そして、後ろから追いかけてた騎士が足を止めた。

よく見ると、師匠の足元には何人か騎士が倒れている。


(さすが師匠!!)


それを見届けると、ウィルはその場を離れるため地面を大きく蹴った。






「やぁマキシムさん、お変りなく。」


「……シン!!」


マキシム眉間にシワが寄る。

イケメンはどんな表情でもカッコイイな、うざいけど。


「いやぁ、思わず手助けしちゃいましたよ。

なんですか、寄ってたかってあんな子供を…獣人ですかね?追いかけ回して。」


「お前こそ、何をしたのかわかっているのか!?」


俺への怒りと詰問で、ウィルと俺の関係性に考えはいたらなかったらしい。

まさかマキシムが来るとは思わなかったが、まぁここで少人数を相手にできるのは好都合だ。


「あれはガインがいきなり襲ってきたんですよ……寧ろ騙されているのはあなた達の方です。」


無意味だとわかってはいるが、ここで一度言っておく必要がある。


「何をバカなことを!団長がそんなことするか!」


他の騎士が激しく反論する。

ほらね、無駄だった。


「はぁ…まぁ別に言ったって信じてもらえないのはわかってましたから、いいんですけどね。」


「ここで会ったが百年目!捕えさせてもらうぞ!」


リアルでそんな台詞を言われるとは。

だけど、俺もそう簡単にやられる訳にはいかない。


「悪いですけど、そうはいかないんですよ。

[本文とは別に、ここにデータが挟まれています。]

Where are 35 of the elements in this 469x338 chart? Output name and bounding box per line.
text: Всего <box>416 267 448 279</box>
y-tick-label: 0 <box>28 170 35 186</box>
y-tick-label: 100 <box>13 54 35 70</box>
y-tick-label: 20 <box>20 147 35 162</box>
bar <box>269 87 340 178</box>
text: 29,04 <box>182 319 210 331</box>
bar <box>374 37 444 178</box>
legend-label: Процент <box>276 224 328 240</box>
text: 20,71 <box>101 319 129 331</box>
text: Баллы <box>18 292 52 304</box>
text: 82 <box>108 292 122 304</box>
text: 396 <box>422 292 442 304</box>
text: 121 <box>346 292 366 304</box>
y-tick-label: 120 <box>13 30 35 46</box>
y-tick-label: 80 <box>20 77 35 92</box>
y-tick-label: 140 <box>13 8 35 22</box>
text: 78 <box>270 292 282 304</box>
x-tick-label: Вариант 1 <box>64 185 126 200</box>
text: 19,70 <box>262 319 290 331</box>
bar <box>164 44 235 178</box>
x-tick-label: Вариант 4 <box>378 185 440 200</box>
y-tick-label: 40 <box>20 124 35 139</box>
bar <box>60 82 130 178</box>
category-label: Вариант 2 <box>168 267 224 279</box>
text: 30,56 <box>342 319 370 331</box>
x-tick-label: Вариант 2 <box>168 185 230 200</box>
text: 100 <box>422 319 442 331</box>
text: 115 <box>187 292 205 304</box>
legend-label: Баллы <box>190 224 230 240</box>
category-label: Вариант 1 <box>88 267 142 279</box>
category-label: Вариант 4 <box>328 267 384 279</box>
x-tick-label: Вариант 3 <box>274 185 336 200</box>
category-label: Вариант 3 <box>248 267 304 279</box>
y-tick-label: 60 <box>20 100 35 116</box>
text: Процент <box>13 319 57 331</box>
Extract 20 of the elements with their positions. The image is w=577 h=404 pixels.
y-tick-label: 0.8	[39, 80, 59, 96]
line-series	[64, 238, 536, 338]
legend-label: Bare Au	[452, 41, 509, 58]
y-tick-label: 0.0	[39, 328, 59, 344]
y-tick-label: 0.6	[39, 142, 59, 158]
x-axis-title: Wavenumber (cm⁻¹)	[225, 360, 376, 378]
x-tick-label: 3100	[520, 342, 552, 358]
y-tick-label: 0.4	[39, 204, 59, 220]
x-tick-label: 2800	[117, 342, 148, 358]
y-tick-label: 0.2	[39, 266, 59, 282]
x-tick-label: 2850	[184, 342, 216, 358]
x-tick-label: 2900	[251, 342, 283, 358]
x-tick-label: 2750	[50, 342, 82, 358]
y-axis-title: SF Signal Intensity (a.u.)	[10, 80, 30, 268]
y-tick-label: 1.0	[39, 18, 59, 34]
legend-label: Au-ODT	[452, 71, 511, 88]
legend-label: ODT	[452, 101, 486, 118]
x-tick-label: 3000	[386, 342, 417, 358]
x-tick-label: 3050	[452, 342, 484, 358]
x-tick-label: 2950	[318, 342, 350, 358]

」


後方の若い騎士が、伝令に向かおうとする。

その騎士に一瞬で追いつき、斬り伏せる。

もちろん手加減をして、命までは奪わない。


「な……!」


マキシムが驚いている。

そりゃそうだ、目の前のマキシムを完全素通りし、その後ろにいる騎士を斬ったのだから。

自分が無視された、かつ、その動きを一瞬見失った、その現実に驚いているのだ。


「他に集まってこられると困るんで、ここで倒させてもらいます。」


そう言って刀の切っ先を向ける。

刀はいつかのように、淡く輝いていた。